Возрастные ограничения: +18
сообщить о неприемлемом содержимом
Текущая страница: 21 (всего у книги 31 страниц)
Глава № 8
Пока я спала, бабуля заманила Егора к себе пирогом с потрохами. Не думаю, что золотой мальчик будет такое есть, разве что из тяги к сомнительному экстриму…
– Ой, кто бы говорил! – встает на защиту мальчика и бабули мама. – Кто нашел у бабушки пакетики с «Юпи» и напился этой гадости, а?
– Действительно, – не спорю, – была такая девочка. А кто не дал ей закусить эти порошки с самодельными напитками жвачкой «Бубль Гумм»?
– Да той жвачке лет десять было, не меньше! – возмущается мама.
– Но она же была целая! – возмущаюсь я.
На кухонный стол между нами примирительно ложится пачка ментоловых жвачек.
– От сердца отрываю, – говорит папа.
– А кстати, – беру одну подушечку, – бабуля выкинула «Бубль Гумм»?
Родители пожимают плечами, а я таки надеюсь, что выкинула, потому что одно дело когда Егору поплохело от прыжков на батуте и я его не любила, и другое – если в моем доме, и он – чудо мое цыбулькино.

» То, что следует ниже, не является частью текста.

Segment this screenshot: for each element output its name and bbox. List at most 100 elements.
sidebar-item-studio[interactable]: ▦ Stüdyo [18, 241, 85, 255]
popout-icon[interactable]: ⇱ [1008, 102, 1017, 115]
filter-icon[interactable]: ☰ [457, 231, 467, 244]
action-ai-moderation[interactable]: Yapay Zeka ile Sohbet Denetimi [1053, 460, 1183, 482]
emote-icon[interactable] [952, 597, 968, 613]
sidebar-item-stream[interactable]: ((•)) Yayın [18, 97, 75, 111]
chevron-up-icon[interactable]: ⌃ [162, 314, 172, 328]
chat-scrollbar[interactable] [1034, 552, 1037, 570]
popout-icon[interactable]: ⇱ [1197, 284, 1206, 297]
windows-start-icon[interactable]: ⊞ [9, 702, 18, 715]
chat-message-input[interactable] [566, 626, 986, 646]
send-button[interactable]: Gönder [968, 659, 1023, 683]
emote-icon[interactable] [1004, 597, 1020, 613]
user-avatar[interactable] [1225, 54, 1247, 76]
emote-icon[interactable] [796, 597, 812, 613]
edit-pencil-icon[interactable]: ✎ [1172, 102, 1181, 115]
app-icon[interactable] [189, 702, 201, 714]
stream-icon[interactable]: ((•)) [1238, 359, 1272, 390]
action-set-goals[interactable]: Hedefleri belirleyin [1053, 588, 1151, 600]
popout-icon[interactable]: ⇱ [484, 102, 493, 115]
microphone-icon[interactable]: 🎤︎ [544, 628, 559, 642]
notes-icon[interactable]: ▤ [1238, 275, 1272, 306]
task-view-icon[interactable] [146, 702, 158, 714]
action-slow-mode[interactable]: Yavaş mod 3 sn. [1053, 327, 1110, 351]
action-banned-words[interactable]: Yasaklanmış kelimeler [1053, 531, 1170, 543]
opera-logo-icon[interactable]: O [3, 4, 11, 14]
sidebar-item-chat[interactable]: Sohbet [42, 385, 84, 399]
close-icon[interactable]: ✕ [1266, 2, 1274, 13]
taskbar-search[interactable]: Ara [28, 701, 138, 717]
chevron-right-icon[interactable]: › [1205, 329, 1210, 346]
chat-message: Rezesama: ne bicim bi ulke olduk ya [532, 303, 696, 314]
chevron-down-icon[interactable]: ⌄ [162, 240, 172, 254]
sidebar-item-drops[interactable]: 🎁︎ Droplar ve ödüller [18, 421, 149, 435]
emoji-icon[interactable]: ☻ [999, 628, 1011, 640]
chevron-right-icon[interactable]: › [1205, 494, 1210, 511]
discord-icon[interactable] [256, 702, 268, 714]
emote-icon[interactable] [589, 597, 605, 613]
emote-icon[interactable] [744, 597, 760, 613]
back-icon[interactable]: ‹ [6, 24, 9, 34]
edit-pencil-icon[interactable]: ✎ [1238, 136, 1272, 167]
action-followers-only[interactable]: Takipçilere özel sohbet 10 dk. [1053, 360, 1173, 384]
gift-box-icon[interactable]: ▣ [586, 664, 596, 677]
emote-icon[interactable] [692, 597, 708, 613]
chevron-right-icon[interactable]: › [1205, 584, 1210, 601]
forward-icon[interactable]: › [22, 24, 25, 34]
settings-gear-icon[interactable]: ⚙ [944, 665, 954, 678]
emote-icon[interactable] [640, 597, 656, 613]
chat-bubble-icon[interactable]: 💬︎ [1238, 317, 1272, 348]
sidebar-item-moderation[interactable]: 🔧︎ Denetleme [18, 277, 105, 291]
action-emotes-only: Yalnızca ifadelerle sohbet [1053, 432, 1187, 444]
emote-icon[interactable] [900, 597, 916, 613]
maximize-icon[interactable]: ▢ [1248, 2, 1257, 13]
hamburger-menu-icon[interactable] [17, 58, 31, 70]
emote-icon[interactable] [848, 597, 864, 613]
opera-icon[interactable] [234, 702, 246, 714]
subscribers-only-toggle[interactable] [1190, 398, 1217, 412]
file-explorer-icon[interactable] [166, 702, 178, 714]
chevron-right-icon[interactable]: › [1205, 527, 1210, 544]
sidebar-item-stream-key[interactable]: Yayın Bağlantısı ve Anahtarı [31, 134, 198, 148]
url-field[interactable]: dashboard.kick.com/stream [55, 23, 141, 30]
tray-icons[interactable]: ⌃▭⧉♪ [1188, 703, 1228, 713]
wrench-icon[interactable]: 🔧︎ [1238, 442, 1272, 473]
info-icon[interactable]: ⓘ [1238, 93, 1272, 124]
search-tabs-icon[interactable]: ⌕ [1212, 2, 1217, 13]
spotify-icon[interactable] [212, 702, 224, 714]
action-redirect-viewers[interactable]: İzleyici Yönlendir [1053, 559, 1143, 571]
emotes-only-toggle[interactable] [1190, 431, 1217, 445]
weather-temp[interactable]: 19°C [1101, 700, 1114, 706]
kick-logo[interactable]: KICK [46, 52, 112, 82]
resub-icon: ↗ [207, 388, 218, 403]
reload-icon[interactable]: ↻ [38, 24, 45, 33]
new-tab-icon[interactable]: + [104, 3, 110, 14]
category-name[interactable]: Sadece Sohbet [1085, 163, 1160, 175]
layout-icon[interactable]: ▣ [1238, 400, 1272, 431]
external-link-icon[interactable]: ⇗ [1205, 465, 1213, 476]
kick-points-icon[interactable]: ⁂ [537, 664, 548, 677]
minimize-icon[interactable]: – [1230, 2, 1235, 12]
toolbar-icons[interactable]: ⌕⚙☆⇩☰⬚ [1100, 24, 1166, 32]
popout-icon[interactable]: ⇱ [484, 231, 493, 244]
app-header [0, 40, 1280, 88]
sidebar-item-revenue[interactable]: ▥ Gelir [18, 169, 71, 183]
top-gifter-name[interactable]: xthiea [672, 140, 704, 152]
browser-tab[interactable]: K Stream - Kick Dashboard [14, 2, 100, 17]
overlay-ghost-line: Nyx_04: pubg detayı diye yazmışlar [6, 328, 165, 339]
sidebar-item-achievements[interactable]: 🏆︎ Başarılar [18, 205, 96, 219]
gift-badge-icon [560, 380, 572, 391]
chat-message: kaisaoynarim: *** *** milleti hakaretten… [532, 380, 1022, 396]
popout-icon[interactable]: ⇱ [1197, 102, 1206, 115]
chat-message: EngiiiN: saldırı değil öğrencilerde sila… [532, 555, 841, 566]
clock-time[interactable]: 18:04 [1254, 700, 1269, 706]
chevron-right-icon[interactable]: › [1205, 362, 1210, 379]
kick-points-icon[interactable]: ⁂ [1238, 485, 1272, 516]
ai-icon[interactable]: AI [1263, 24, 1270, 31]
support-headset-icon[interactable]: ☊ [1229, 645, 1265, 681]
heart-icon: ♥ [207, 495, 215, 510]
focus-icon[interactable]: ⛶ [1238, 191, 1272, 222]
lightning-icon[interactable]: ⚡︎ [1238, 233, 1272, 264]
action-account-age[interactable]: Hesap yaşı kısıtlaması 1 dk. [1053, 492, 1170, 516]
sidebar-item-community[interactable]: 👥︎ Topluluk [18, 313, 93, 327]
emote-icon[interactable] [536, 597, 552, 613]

– А Макар еще спит? – спрашиваю папу, он встал последним, может, слышал. Папа вчера решил, что вмешиваться в наши отношения не будет и что водитель не такая сволочь, как мой бывший, так что я спокойно произношу это имя в доме. Имя Ярослава под запретом, можно проболтаться только Егору – по родственному, по юности и по скидке, потому что он о табу не знает.
– Да нет, – говорит папа, – кажется, встал уже. Не знаю, чего не выходит. Зайти к нему?
Присматриваюсь с подозрением: вроде бы не настроен для серьезной беседы, но лучше я сама. Не расхаживает же он, я думаю, в пижаме со слониками? Стучусь на всякий случай, Макар открывает дверь, и я, произведя невольный осмотр, убеждаюсь, что пижамы нет, слоников тоже, а есть босые ноги, брюки и оголенный торс.
– Войдешь? – и наглость есть, с которой мне так соблазнительно улыбаются.
– А ты выходить не собираешься? – интересуюсь. – Я уже, например, позавтракала.
– Молодец, – медленно, чтобы было время отпрянуть, протягивает руку и гладит по волосам. – Я не голоден, спасибо.
Он оставляет открытой дверь, а сам отворачивается, и только теперь я замечаю, что он складывает в сумку вчерашнюю рубашку. Свежая висит на спинке стула, дожидается, когда окажется на его сильных плечах.
– Уезжаешь?
– Да, я же говорил, что могу только на два дня, а с учетом дороги я и так задержался.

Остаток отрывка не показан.